The episode is said to containe performances of "Express Yourself" and "Like a Prayer." And it also, of couse, includes classic Sylvester zingers.

Sue's critique of her Cheerios after they perform a routine to a Madonna song:

"Somewhere in the English countryside in a stately manor home, Madonna is weeping."

"Glee" aired on Wednesdays the first half of the season, but its regular slot will be at 8 p.m. Tuesdays the second half.

When we last saw them...

* Sue Sylvester: The sharp-tongued Cherrios coach was removed from the squad and suspended from school. Hallway threats toward Will — and his curly hair — immediately followed.

* Will Schuester: The sexily earnest glee club coach left his pregnancy-faking wife and chased his true love, guidance counselor Emma Pillsbury, down the hallway for a heart-stopping kiss.

* Emma Pillsbury: She'd been ditched at the altar, quit her job and cleaned out her office. But will doe-eyed Miss Pillsbury really leave now that she's had a hallway moment with Will?

* Finn Hudson: The quarterback-turned-glee club star had learned that he wasn't the father of Quinn's baby after all, leading him to attack his former friend (and the real father) Puck.

* Rachel Berry: Having led her club to sectionals victory, Rachel had just one job left — ratting out the truth about the paternity of Quinn's baby and revealing it to her crush, Finn.
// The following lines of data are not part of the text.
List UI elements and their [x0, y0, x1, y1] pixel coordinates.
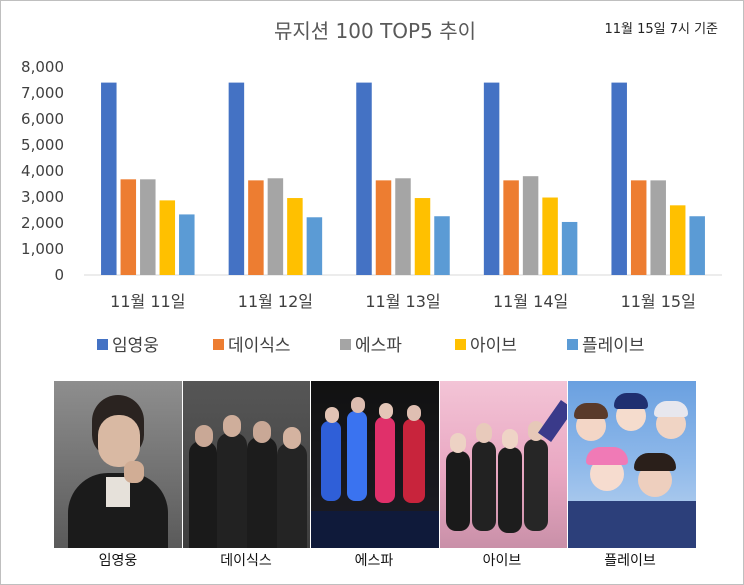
timestamp-note: 11월 15일 7시 기준 [604, 22, 718, 37]
bar [101, 82, 117, 275]
legend-label: 에스파 [355, 336, 402, 356]
bar [483, 82, 500, 275]
bar [650, 180, 666, 275]
x-tick-label: 11월 12일 [238, 292, 313, 311]
x-tick-label: 11월 15일 [621, 292, 696, 311]
photo-captions: 임영웅 데이식스 에스파 아이브 플레이브 [54, 550, 696, 572]
photo-데이식스 [182, 381, 312, 548]
x-tick-label: 11월 13일 [365, 292, 440, 311]
bar [248, 180, 264, 275]
caption-임영웅: 임영웅 [98, 553, 138, 569]
chart-title: 뮤지션 100 TOP5 추이 [274, 19, 476, 43]
bar [179, 214, 195, 275]
caption-플레이브: 플레이브 [604, 553, 656, 569]
bar [395, 178, 411, 275]
y-tick-label: 5,000 [21, 136, 64, 154]
bar [356, 82, 372, 275]
y-tick-label: 4,000 [21, 162, 64, 180]
bar [561, 221, 578, 275]
bar [287, 198, 303, 275]
x-tick-label: 11월 14일 [493, 292, 568, 311]
x-axis: 11월 11일 11월 12일 11월 13일 11월 14일 11월 15일 [110, 292, 696, 311]
bar [306, 217, 323, 275]
photo-임영웅 [54, 381, 183, 548]
photo-플레이브 [568, 381, 696, 548]
bar [630, 180, 647, 275]
y-tick-label: 6,000 [21, 110, 64, 128]
legend-swatch [340, 339, 351, 350]
legend-label: 데이식스 [228, 336, 291, 356]
bar [542, 197, 558, 275]
legend-swatch [213, 339, 224, 350]
bar [414, 198, 431, 275]
bar [689, 216, 705, 275]
bar [120, 179, 137, 275]
y-tick-label: 7,000 [21, 84, 64, 102]
bar [611, 82, 627, 275]
y-tick-label: 0 [54, 266, 64, 284]
y-axis: 0 1,000 2,000 3,000 4,000 5,000 6,000 7,000 8,00… [21, 58, 64, 284]
legend-swatch [455, 339, 466, 350]
legend-label: 플레이브 [582, 336, 645, 356]
legend-swatch [567, 339, 578, 350]
legend-swatch [97, 339, 108, 350]
caption-아이브: 아이브 [482, 553, 522, 569]
bar [140, 179, 156, 275]
legend-label: 아이브 [470, 336, 517, 356]
y-tick-label: 1,000 [21, 240, 64, 258]
bar [267, 178, 284, 275]
bar-chart: 뮤지션 100 TOP5 추이 11월 15일 7시 기준 0 1,000 2,00… [21, 19, 722, 356]
bar [159, 200, 176, 275]
artist-photo-strip [54, 381, 696, 548]
caption-데이식스: 데이식스 [220, 553, 272, 569]
y-tick-label: 8,000 [21, 58, 64, 76]
photo-아이브 [439, 381, 569, 548]
bars [101, 82, 705, 275]
bar [434, 216, 450, 275]
x-tick-label: 11월 11일 [110, 292, 185, 311]
photo-에스파 [311, 381, 440, 548]
bar [522, 176, 539, 275]
y-tick-label: 3,000 [21, 188, 64, 206]
bar [228, 82, 245, 275]
legend-label: 임영웅 [112, 336, 159, 356]
legend: 임영웅 데이식스 에스파 아이브 플레이브 [97, 336, 645, 356]
bar [375, 180, 392, 275]
bar [503, 180, 519, 275]
y-tick-label: 2,000 [21, 214, 64, 232]
caption-에스파: 에스파 [354, 553, 394, 569]
bar [669, 205, 686, 275]
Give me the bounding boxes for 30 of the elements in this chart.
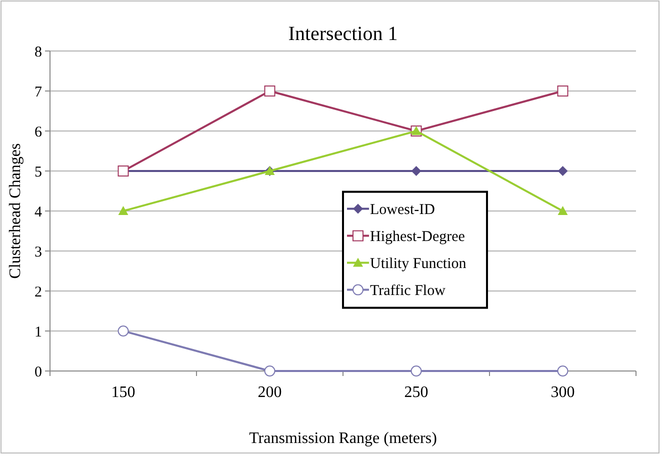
y-axis-title: Clusterhead Changes: [7, 143, 24, 279]
y-tick-label: 0: [34, 364, 42, 380]
point: [411, 166, 422, 176]
legend-label: Utility Function: [370, 256, 467, 272]
y-tick-label: 1: [34, 324, 42, 340]
y-tick-label: 8: [34, 44, 42, 60]
point: [557, 86, 568, 96]
legend-label: Lowest-ID: [370, 202, 436, 218]
y-tick-label: 6: [34, 124, 42, 140]
point: [264, 86, 276, 96]
y-tick-label: 2: [34, 284, 42, 300]
legend-label: Traffic Flow: [370, 283, 446, 300]
x-axis-title: Transmission Range (meters): [249, 430, 437, 447]
x-tick-label: 300: [550, 384, 575, 401]
x-tick-label: 250: [404, 384, 428, 401]
point: [410, 366, 422, 376]
y-tick-label: 3: [34, 244, 42, 260]
x-tick-label: 200: [258, 384, 282, 401]
point: [558, 206, 568, 215]
point: [118, 206, 128, 215]
point: [557, 366, 568, 376]
y-tick-label: 5: [34, 164, 42, 180]
y-tick-label: 7: [34, 84, 42, 100]
x-tick-label: 150: [111, 384, 136, 401]
y-tick-label: 4: [34, 204, 42, 220]
legend-label: Highest-Degree: [370, 229, 466, 246]
point: [264, 366, 276, 376]
point: [558, 166, 568, 176]
chart-title: Intersection 1: [288, 23, 398, 45]
point: [118, 326, 129, 336]
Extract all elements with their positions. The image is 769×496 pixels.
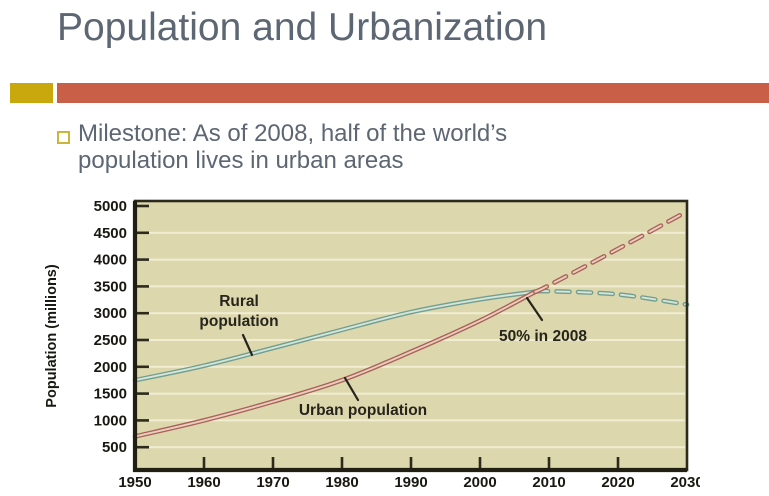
x-tick-label: 1990 [394, 474, 427, 491]
population-chart: 500 1000 1500 2000 2500 3000 3500 4000 4500 5000 1… [44, 198, 700, 491]
series-urban [132, 209, 690, 439]
y-tick-label: 1500 [94, 386, 127, 403]
divider-orange-segment [57, 83, 769, 103]
y-tick-label: 5000 [94, 198, 127, 215]
x-tick-label: 1960 [187, 474, 220, 491]
y-tick-label: 500 [102, 439, 127, 456]
x-tick-label: 1970 [256, 474, 289, 491]
axis-lines [132, 201, 687, 473]
x-tick-label: 1950 [118, 474, 151, 491]
urban-label: Urban population [299, 376, 427, 419]
rural-label: Rural population [199, 293, 279, 357]
y-tick-label: 3500 [94, 278, 127, 295]
x-tick-label: 1980 [325, 474, 358, 491]
x-tick-label: 2000 [463, 474, 496, 491]
milestone-label: 50% in 2008 [499, 296, 587, 345]
y-tick-label: 4000 [94, 252, 127, 269]
y-tick-label: 2500 [94, 332, 127, 349]
y-axis: 500 1000 1500 2000 2500 3000 3500 4000 4500 5000 [94, 198, 149, 456]
title-divider [0, 83, 769, 103]
rural-label-text: population [199, 313, 278, 330]
plot-background [135, 201, 687, 470]
y-tick-label: 3000 [94, 305, 127, 322]
y-axis-title: Population (millions) [44, 264, 60, 408]
bullet-text: Milestone: As of 2008, half of the world… [78, 120, 508, 174]
rural-label-text: Rural [219, 293, 259, 310]
x-tick-label: 2030 [670, 474, 700, 491]
urban-label-text: Urban population [299, 402, 427, 419]
y-tick-label: 1000 [94, 412, 127, 429]
x-tick-label: 2020 [601, 474, 634, 491]
slide-title: Population and Urbanization [57, 6, 548, 49]
y-tick-label: 4500 [94, 225, 127, 242]
milestone-label-text: 50% in 2008 [499, 328, 587, 345]
bullet-square-icon [57, 131, 70, 144]
x-tick-label: 2010 [532, 474, 565, 491]
x-axis: 1950 1960 1970 1980 1990 2000 2010 2020 2030 [118, 457, 700, 491]
bullet-item: Milestone: As of 2008, half of the world… [57, 120, 617, 174]
divider-gold-segment [10, 83, 53, 103]
y-tick-label: 2000 [94, 359, 127, 376]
* Terri Schuester: Will discovered his wife's baby bump in the undies drawer, revealing Terri's fake pregnancy. She begs him not to leave, but it's too late.

* Quinn Fabray: The pregnant cheerleader's secret is revealed — dunce Puck is the father of her baby, not her boyfriend Finn. By episode's end, she'd decided to go it alone.

* Puck Puckerman: Puck finally decides to step up to his fatherly responsibilities. But he may be too late.